# Dr. Richard Bacon sermon on Worship



## discipulo (Jun 17, 2011)

I didn't know Dr. Richard bacon, it was Boliver - Chaplaintraining - who recommended his sermons.

This is his first sermon I listened so far, but I must encourage you all to listen to it.

Either you will agree with all his views on the RPW or not (I already did myself but found my convictions on the RPW deeply reinforced) 

you will still find so much *Spiritual Meat *on this sermon that you will not regret hearing it. 

Warning, fasten your seatbelt, this sermon has all to do with an old puritan saying:

*Fear the Lord you saints, and you will have nothing less to fear !*

Dr.

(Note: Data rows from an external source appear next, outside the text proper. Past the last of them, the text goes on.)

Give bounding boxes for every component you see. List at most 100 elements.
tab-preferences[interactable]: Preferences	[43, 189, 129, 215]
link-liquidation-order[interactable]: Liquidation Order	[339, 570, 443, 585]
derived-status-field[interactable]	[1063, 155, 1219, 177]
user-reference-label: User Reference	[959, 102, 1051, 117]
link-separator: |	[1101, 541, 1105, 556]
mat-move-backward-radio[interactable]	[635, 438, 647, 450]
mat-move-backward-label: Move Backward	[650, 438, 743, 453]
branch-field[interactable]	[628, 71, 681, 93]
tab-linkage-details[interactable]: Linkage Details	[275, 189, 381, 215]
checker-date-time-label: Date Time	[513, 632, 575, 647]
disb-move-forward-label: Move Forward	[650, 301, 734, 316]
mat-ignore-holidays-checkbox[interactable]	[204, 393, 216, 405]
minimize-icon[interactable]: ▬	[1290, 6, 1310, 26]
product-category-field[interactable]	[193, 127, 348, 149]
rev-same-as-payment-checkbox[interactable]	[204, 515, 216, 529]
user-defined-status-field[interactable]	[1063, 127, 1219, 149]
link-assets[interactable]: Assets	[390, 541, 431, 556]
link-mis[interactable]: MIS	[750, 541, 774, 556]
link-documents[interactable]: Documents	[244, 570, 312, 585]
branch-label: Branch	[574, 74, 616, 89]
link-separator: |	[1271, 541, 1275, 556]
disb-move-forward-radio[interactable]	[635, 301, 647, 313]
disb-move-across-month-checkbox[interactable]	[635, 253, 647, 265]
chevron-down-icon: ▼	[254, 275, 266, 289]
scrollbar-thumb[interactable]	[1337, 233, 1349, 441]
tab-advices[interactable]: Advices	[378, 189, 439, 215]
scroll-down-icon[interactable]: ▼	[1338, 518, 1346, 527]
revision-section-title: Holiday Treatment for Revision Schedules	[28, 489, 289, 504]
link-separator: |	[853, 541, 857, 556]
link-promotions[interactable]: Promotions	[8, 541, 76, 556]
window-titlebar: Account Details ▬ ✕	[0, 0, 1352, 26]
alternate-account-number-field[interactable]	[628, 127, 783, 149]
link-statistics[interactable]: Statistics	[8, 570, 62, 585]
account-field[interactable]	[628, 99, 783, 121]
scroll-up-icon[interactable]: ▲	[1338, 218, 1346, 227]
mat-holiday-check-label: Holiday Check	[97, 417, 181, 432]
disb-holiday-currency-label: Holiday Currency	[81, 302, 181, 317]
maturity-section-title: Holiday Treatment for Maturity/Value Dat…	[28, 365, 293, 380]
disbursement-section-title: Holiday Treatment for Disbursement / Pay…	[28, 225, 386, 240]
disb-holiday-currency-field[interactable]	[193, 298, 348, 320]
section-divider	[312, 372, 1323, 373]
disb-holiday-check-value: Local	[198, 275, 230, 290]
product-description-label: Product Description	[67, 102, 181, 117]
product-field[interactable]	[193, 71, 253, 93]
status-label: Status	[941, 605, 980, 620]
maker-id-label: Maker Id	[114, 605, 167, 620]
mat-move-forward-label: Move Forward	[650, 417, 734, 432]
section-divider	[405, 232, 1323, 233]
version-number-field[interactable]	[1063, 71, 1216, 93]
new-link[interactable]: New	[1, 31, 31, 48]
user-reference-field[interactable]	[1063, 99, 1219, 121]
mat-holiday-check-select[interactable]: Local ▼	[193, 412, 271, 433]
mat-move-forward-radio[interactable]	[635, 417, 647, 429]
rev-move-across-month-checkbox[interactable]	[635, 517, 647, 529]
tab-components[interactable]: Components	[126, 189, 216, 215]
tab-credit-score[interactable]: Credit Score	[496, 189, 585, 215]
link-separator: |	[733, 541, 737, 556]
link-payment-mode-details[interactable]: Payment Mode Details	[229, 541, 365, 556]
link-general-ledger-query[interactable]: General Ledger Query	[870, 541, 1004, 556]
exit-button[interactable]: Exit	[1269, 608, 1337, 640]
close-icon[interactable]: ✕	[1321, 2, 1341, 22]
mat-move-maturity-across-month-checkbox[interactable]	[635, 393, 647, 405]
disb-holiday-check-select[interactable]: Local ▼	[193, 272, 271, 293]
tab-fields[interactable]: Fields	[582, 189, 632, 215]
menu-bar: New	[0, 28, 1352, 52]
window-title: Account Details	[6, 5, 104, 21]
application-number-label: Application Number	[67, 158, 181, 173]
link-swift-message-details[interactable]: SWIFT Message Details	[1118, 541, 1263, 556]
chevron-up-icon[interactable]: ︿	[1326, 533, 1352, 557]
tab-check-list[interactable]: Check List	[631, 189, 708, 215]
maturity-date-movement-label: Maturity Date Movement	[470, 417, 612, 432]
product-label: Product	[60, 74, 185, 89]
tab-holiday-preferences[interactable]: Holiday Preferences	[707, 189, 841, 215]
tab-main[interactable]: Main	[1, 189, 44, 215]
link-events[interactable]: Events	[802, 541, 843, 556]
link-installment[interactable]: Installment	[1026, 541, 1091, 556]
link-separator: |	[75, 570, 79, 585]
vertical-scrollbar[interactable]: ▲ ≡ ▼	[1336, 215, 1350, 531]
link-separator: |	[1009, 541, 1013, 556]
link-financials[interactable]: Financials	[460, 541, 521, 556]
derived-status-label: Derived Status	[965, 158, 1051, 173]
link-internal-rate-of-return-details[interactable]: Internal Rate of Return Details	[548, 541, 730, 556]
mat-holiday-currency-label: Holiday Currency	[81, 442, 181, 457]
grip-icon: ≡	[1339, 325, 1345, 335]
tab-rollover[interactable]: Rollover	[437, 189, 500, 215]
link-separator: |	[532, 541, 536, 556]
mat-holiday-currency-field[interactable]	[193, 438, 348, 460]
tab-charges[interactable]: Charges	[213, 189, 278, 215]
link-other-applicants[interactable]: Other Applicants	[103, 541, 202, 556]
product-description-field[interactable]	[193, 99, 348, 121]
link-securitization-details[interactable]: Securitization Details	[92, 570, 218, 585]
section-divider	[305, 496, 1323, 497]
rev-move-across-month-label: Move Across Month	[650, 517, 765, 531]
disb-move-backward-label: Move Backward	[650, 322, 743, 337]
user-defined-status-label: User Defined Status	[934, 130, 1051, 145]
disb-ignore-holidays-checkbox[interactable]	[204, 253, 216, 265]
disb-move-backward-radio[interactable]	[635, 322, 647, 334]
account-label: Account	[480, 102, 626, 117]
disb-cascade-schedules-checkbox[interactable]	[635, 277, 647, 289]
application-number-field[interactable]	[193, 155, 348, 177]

Richard Bacon sermon on Worship - link

Worship Patterns at FPCR - SermonAudio.com


----------



## kvanlaan (Jun 17, 2011)

He used to be a real favorite of mine when I commuted by bus and had the time to listen to my MP3 player. There's always meat. His sermon on headcovering is a very convincing one.


----------



## Notthemama1984 (Jun 17, 2011)

What is also great about Dr. Bacon is that you can email him and ask him questions. He is very gracious in responding with quite lengthy replies.


----------



## kvanlaan (Jun 17, 2011)

I've had the same experience.


----------